In The Quiet Game readers meet Penn Cage, a former DA making his living now as a novelist. Cage is returning home to Natchez, Mississippi, in the wake of his wife’s death. Once there, Cage can’t help but get caught up in a decades-old murder. On the surface, it seems like a civil rights race murder, not uncommon in Natchez’s tumultuous past. But as Cage keeps asking questions, it becomes clear that there’s a lot more hiding beneath the surface. Cage has the chance to publicly solve this case and also find some closure to his own past, but doing so might cost him everything.
This book read similarly to what I remember of the Natchez Burning series, packed full of action and unafraid to tackle issues of racism and age-old hatred. Iles doesn’t shy away from the dark history of his town, and though his characters can be rough around the edges, they come through the pages as very real, relatable people.

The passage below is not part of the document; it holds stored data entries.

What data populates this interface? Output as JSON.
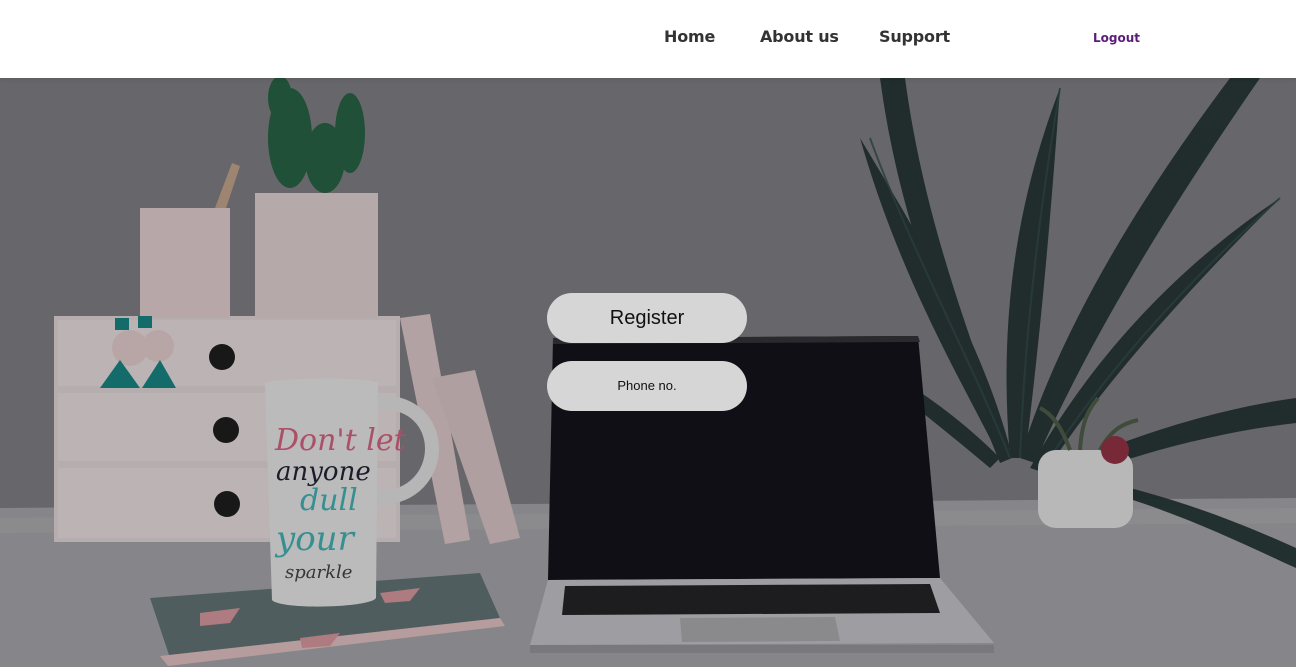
{
  "nav": {
    "home_label": "Home",
    "about_label": "About us",
    "support_label": "Support",
    "logout_label": "Logout"
  },
  "actions": {
    "register_label": "Register",
    "phone_label": "Phone no."
  },
  "mug": {
    "lines": [
      "Don't let",
      "anyone",
      "dull",
      "your",
      "sparkle"
    ]
  },
  "colors": {
    "nav_text": "#333333",
    "logout_text": "#5a1c7a",
    "pill_background": "#d6d6d6"
  },
  "icons": {
    "hero_background": "desk-workspace-photo"
  }
}
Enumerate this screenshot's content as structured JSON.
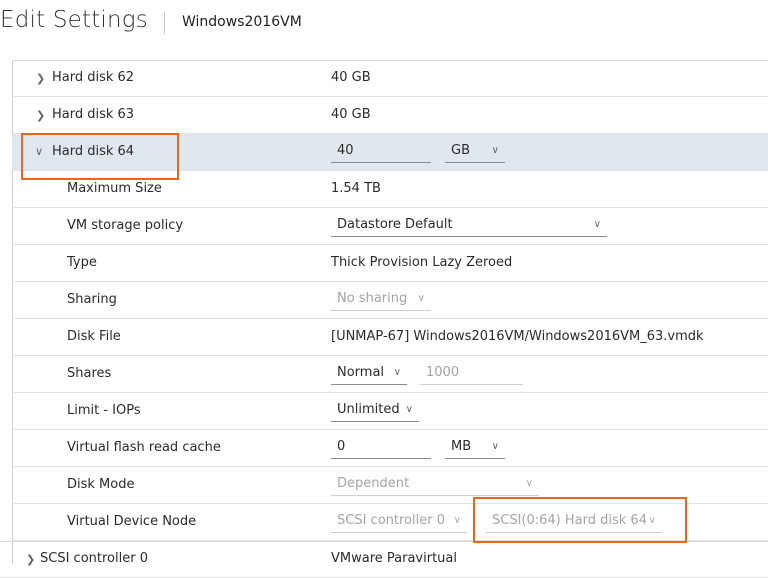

I will be honest, I did end up taking a break from this book, about two thirds of the way in, because Iles wasn’t leaving any of the romance up to the reader’s imagination (of course, by the time I stopped the only action left in the book was of the thriller variety, not sexual). While I recall sex in Iles’ other books, at times this did seem excessive and gratuitous. I get how the romance with the old flame was pivitol to the story, but a lot of it could have been left to the imagination.
Another warning for readers, Iles’ characters, as mentioned, are rough around the edges. They speak crudely, everything from swearing to slang and derogatory terms. And while I would say, for the most part, it’s in keeping with at least the stereotypical image of a southern town divided by race and stuck decades behind present day, it still may be hard or plain unpleasant for some readers.
All in all, while I enjoyed the story line of this book, I didn’t enjoy it as much as I recall enjoying that Natchez Burning series. And while it’s nice to get to know more about the character of Penn Cage, it’s probably not a book I will keep and reread.